When I began my work in admission three years ago, I was a complete novice with no experience or network on which to rely. Through the Enrollment Management Association's Annual Conference, the Admission Directors Institute (ADI), and finally the USC CERPP Leadership in Enrollment Management Certificate program, I was able to find my feet in the field. Luckily, one of the first lessons in the USC program was how to construct a suitable admission model for a school. As a rookie in the field, this was the perfect starting point.
Initially, I thought this would be a lesson on the pros and cons of using a single reader vs. committee vs. computer program; however, it focused more on important elements to consider such as data, mission, identity, and school values. I knew I could not simply base our admission model on that of another school, as there are challenges, approaches, and “best practices” which vary by institution. This is a by-product of the fact that every school has its own unique mission and societal role and therefore, its own definition of success. There is no universal admission model, so it became a matter of crafting one that was suitable to our own mission.
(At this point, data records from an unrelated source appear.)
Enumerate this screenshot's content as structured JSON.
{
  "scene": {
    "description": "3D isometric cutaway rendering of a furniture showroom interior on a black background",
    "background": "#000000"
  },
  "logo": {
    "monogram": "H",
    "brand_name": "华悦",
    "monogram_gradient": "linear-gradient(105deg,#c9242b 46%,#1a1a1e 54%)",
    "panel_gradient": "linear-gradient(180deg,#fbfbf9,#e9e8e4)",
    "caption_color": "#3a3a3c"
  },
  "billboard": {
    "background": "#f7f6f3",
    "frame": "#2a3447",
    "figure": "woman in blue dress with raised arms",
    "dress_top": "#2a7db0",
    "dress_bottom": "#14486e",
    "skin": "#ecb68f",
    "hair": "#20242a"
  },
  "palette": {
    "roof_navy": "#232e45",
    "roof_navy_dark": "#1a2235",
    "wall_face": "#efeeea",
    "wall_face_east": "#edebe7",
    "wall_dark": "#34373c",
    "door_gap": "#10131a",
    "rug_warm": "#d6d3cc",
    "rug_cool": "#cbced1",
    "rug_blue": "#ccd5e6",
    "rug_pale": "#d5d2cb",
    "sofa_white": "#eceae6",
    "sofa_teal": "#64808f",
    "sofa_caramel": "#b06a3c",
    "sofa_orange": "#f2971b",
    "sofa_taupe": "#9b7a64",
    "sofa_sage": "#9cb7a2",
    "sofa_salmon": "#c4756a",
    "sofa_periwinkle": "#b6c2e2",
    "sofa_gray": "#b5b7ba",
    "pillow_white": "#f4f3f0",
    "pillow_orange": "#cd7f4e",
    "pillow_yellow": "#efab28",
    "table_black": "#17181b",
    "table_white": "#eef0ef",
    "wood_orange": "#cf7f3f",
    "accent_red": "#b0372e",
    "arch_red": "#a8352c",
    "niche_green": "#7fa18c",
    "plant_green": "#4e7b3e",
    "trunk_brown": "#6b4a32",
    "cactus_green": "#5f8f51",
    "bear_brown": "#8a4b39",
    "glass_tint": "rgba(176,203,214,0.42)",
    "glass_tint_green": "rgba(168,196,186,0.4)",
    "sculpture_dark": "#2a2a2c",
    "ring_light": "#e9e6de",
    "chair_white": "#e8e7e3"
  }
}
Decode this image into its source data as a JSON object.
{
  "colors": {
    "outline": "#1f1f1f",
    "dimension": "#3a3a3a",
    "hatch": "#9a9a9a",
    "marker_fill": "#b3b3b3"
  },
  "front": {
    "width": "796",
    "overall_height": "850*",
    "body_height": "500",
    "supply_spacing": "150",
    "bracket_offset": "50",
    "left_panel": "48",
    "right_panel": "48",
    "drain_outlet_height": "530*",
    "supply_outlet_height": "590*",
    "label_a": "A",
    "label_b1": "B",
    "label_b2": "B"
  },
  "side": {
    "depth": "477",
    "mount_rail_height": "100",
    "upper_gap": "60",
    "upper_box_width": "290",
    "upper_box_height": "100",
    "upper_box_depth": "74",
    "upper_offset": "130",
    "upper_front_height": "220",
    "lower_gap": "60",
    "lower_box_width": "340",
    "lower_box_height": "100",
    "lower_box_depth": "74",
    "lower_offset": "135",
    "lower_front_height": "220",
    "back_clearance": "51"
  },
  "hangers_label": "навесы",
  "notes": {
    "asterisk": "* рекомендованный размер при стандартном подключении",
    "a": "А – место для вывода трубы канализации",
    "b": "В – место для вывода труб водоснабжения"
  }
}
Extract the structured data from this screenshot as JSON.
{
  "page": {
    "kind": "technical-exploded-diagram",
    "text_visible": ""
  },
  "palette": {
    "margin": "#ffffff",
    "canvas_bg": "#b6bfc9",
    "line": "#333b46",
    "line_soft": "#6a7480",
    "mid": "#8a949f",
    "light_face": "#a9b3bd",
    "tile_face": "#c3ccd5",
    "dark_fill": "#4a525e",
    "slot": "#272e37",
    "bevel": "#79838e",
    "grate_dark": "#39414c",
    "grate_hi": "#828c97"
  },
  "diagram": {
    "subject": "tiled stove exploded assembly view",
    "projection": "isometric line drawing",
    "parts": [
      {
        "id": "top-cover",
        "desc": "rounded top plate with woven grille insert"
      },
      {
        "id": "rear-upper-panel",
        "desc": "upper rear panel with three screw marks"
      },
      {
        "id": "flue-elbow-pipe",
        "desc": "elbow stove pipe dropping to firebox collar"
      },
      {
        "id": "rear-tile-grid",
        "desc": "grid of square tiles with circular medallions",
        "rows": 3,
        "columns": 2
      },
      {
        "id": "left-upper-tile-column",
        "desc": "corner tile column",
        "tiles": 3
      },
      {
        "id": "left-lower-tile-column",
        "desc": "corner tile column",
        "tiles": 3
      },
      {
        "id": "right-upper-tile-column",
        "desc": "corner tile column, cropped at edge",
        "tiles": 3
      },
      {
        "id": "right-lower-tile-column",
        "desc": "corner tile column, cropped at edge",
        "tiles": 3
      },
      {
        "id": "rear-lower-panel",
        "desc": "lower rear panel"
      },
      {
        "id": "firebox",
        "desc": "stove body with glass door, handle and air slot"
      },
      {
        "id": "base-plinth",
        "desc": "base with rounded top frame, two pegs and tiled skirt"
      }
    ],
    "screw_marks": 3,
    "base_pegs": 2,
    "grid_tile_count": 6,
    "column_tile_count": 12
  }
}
In one of our early readings, Mike Sexton from Santa Clara University (CA) said, “The mission statement should be that beacon, compass, or anchor (depending how you look at it) that keeps an organization on course.” Of course, enrollment management is a data-driven process, but only so far as to help navigate and balance the mission’s goals with other pressing priorities. The right admission model and proper criteria for evaluation is the first step in fulfilling the school’s mission and shaping its identity. Beth-Sarah Wright, a fellow member of my USC cohort, expanded on this when she wrote, “The work of enrollment management is making the essential identity and the aspirational identity of an institution become the perceived identity.” Through data and historical trends, I can determine how and where to best convey our message and tell our story to create the perceived identity we desire. Data must be compounded with the mission and with humanizing stories to achieve this. The goal is to create a cycle in which the intentions and efforts of the mission are supported by data and the admission model is guided by the mission – simultaneously securing the future of the school.
As a private day and boarding school, our admission team has always used the selection model. This model, which is most common in the private sector, evaluates prospective students against the merits of the other applicants. It is far more subjective, complex, and ambiguous than an eligibility-based model. The subjective nature of merit plays an important role in the selection model, as no measurement can ever be completely accurate. However, merit in its most basic terms should be framed as the capacity of a student to contribute and remain compatible with a school’s mission and vision.
With our mission as our compass, we know we must remain self-aware of our own offerings and constraints. The admission department has a duty to the prospective student to determine whether he or she will be best served in our school. Ultimately, a mission-oriented admission model must answer “yes” to whether the mission will best serve the prospective student and whether he or she will embrace this offering and reciprocate.